A 2007 animal study found that hyperbaric oxygen helped prevent or reduce breast cancer metastasis to the lung.3
3 Haroon ATMY, Patel M, Al-Mehdi AB. . Lung Metastatic Load Limitation with Hyperbaric Oxygen. Undersea Hyperbaric Medicine, 34:2, 83-90.
And in general…
HBOT saturates your blood plasma with oxygen, reaching the areas of damage/injury more efficiently than red blood cells. It provides all your cells and tissues with oxygen — your body’s much needed healing agent.
Hyperbaric oxygen increases the number and actual size of blood vessels in your damaged tissues and wounds, allowing you to heal faster.
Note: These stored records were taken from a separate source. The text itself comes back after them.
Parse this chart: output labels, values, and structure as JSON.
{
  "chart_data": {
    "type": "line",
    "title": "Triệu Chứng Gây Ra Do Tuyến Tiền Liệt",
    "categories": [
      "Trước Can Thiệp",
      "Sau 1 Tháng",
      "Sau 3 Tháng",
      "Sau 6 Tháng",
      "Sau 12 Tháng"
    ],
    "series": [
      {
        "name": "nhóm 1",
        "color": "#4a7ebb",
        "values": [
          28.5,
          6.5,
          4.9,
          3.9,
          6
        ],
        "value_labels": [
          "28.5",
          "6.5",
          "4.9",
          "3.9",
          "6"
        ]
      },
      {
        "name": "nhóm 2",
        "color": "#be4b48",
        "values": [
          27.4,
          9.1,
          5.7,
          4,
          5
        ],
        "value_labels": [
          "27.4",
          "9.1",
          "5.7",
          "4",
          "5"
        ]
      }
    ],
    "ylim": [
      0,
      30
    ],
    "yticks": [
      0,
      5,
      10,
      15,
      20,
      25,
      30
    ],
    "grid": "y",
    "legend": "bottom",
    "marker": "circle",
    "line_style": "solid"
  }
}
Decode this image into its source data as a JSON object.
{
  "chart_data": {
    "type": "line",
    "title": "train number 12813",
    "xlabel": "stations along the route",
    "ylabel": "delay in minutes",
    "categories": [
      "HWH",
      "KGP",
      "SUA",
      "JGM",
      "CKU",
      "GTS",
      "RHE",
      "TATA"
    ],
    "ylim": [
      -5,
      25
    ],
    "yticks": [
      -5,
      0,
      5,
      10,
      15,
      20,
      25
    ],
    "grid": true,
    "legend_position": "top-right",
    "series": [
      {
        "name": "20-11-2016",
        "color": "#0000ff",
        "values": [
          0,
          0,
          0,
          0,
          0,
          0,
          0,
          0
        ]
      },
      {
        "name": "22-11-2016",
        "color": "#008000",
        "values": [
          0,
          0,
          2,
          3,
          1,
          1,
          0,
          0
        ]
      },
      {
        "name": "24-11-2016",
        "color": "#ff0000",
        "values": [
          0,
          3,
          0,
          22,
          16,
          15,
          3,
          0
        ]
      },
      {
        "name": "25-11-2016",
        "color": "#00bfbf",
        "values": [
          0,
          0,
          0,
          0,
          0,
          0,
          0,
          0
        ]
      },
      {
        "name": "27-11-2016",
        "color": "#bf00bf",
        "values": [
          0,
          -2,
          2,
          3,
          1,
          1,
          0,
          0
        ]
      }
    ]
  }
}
Cells involved in the healing process are highly dependent on oxygen to heal… and that’s exactly what HOBT supplies, by way of blood that’s hyper-saturated with oxygen.
HBOT has often been used to help cancer patients after a round of radiation therapy. Radiation damages both cancerous cells and healthy ones, and the burst of oxygen helps heal the damaged cells.
A growing number of conventional doctors acknowledge that HBOT is a beneficial adjunct to chemotherapy, as they believe the pressure pushes the drugs deeper into your system… although there are still doctors who insist you shouldn’t do chemo and HBOT at the same time.
You may be thinking that it is another cost but it is actually very cheap. As the centre I go to is a charity they only charge £15 for the hour and they are lovely bunch of people. I feel they are going to be my new group of friends! All a bit elderly (some deaf and wearing their clothes in a funny order but nevertheless adorable) I am going to take them some cakes next week.
In order for me to start having HBOT I had to complete forms and send them to my doctor for him to approve first. This for me was actually quite easy as my doctor called me and asked how I was. He is very cool and signed it off for me immediately.
Anyone locally who wants to give HBOT a go here are the details for the centre;
On a more sombre note, yesterday Pete woke to an email with some very sad news. A couple, whom we had befriended after I appeared in the newspaper, had been contacting us as we exchanged information and advice. The young woman, wife and mother had two very young children and sadly were diagnosed only in February this year with TNBC. By July it had spread to her lungs. She was undergoing chemo and approaching other options with gusto. Sadly she had heart failure that night as the progression of canSer had been very strong in her lymph nodes. We are both hugely saddened at this news and wish her family our deepest condolences at this terrible time.
Scary how things can change….. I stay optimist though that my journey and path is clearing every day and I continue to strive to become stronger and just hope that if I haven’t found a formula yet to kick canSers butt that I will one day very soon (please, thank you!)